SITUATION: The village of Collooney (Irish: Cúil Mhuine, the corner or angle of the shrubbery) is perched on a small hill in a picturesque setting seven miles south of Sligo town. Sitting in the 'Gap of Collooney', it looks out on the Ox Mountains, Knocknarea, Ben Bulben, Slieve Deane, the Curlews and Kesh Corran. Dominating all is the spire of the Catholic church.

MILITARY HISTORY: Battles at Collooney, a strategically important gap in the Ox Mountains, are mentioned in the Annals in years 673, 844, 1291, 1326. Better known battles are the nearby Battle of the Curlews in 1599 and the Battle of Carricknagat (or Collooney) in 1798.

SOME DATES

1125: A fortified castle was erected by Turlough O'Connor, High King of Ireland, to guard Connacht against attack from Ulster


1408:A branch of the McDonaghs, McDonagh of Ballindoon, built a fortified castle in Collooney. The first village grew up around this castle.


1599: In the Nine Years War, which Red Hugh O'Donnell and Hugh O'Neill waged against English domination in Ireland, Collooney Castle was held by O'Connor Sligo in the English interest. (There was traditional enmity between the O'Donnells and O'Connor Sligo because of O'Donnell's longstanding attempts to expand his power into Connacht. O'Connor Sligo was the first to feel the brunt of those expansionist policies.)

When Red Hugh besieged Collooney Castle Sir Conyers Clifford, Governor of Connacht, was ordered to march to its relief. O'Donnell with his own forces and those under O'Rorke and McDermot lay in wait at the Curlew hills between Boyle and Collooney. The English forces were utterly routed and Clifford killed. (A fuller account of the Battle of the Curlews may be accessed by clicking here.)

1798: When General Humbert and his French forces together with their Irish allies reached Collooney on their march towards Donegal, the Sligo garrison came out to confront them. In the ensuing minor battle at Carricknagat, a townland beside Collooney, the English forces were forced to yield and retreat to Sligo. A young Irish aide to General Humbert, Lieutenant Bartholomew Teeling, distinguished himself by his bravery in the encounter. In 1898, the centenary year of the battle, a statue of Teeling was erected in Carricknagat.
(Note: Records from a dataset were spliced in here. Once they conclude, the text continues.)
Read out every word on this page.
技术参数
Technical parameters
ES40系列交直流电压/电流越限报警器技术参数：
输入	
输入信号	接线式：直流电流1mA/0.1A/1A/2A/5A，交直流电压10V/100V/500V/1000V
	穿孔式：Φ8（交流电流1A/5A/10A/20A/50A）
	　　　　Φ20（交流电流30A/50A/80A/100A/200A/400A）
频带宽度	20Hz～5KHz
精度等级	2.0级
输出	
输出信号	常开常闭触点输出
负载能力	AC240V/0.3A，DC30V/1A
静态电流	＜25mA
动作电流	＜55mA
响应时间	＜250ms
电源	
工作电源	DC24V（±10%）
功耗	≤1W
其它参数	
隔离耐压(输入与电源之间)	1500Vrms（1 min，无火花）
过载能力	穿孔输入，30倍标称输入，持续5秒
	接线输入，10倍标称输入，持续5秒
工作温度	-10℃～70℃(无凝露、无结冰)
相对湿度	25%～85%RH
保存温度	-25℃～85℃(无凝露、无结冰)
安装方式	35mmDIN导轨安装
1998: The most notable event in Collooney in modern times has not been a military battle but the peacetime development of opening a new road.

For some years now, many of the National Routes in Ireland are being improved in an EU initiative aimed at strengthening the cohesion of the Union. One result has been that the seven-mile stretch of the N4 which links Collooney to Sligo town became a fine dual carriageway in 1998. Sligo is now barely ten minutes away on an excellent road and, in effect, this has made Collooney part of the Sligo urban area. The consequences, economic and social, for what was a small village will be great.